Dizzy? Hold out a few more names that complement the picture of this health bureaucratic power environment: Gunnar Bovim, former director of St. Olav’s hospital and director of Health Central Norway, is currently chairman of the board of OUS. He was recently appointed head of the Health Personnel Commission.
Deputy chair of the OUS board is Anne Kari Lande Hasle, longtime ministerial councilor in the Ministry of Health and a key person in the capital merger from day one.
Just Ebbesen, who had led the construction of the new Østfold Hospital in Kalnes, had to go on to become director in 2018. Ebbesen was hired by Erikstein as project director for OUS a few months before Erikstein himself had to leave.
This network also includes the former SP politician Torbjørn Almlid, deputy chairman of the board of Innlandet Hospital and chairman of the board of Østfold Hospital.
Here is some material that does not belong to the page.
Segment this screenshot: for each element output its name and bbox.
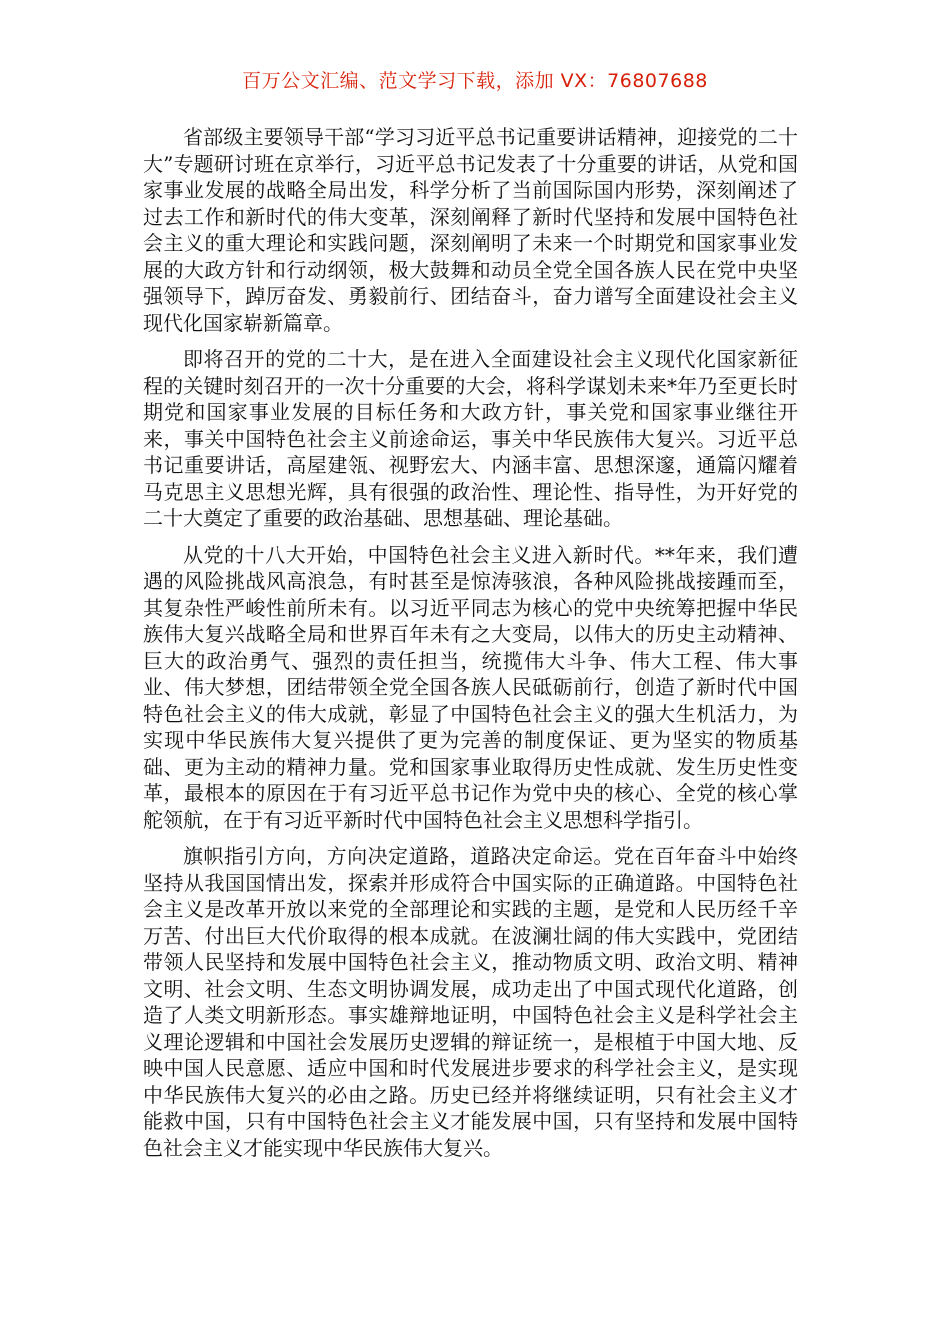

Almlid is a resident of Hamar and an opponent of Mjøssykehuset in Moelv.
The capital no longer so important?
One should not ignore the fact that at least some of these may have been among those who have talked together after this autumn’s election, also with Støre and Vedum. And maybe these two gentlemen in the back room have agreed on a hospital trade. For possibly the capital was no longer so important to Vedum?
Based on a realpolitik calculation, he saw perhaps greater political gains in giving his local voters a new, modern hospital in his immediate area rather than fighting against the hospital merger in the capital, where Sp was weak anyway.
Possibly the capital was no longer so important to Vedum?
That Støre seems less concerned with the loyalty of his local voters, who are massively opposed to the Gaustad project, than the loyalty of the bureaucrats in Health Southeast, is not Vedum’s problem.
When all Oslo parties with the exception of the Conservatives (so far?) Are against the Gaustad project, and if the Planning and Building Agency’s conclusion is also negative, Minister of Health Ingvild Kjerkol (Labor Party) has made it clear that she will open for state regulation to force through an unpopular merger project without local democratic roots.
The Hurdal platform has strong formulations of “a living local democracy” as “the cornerstone of democracy and a prerequisite for trust and legitimacy of the national democracy”. Strictly speaking, it should worry Vedum a bit.
Will Vedum, on behalf of ordinary people, accept such a gross undermining of this local democratic cornerstone as Kjerkol has announced?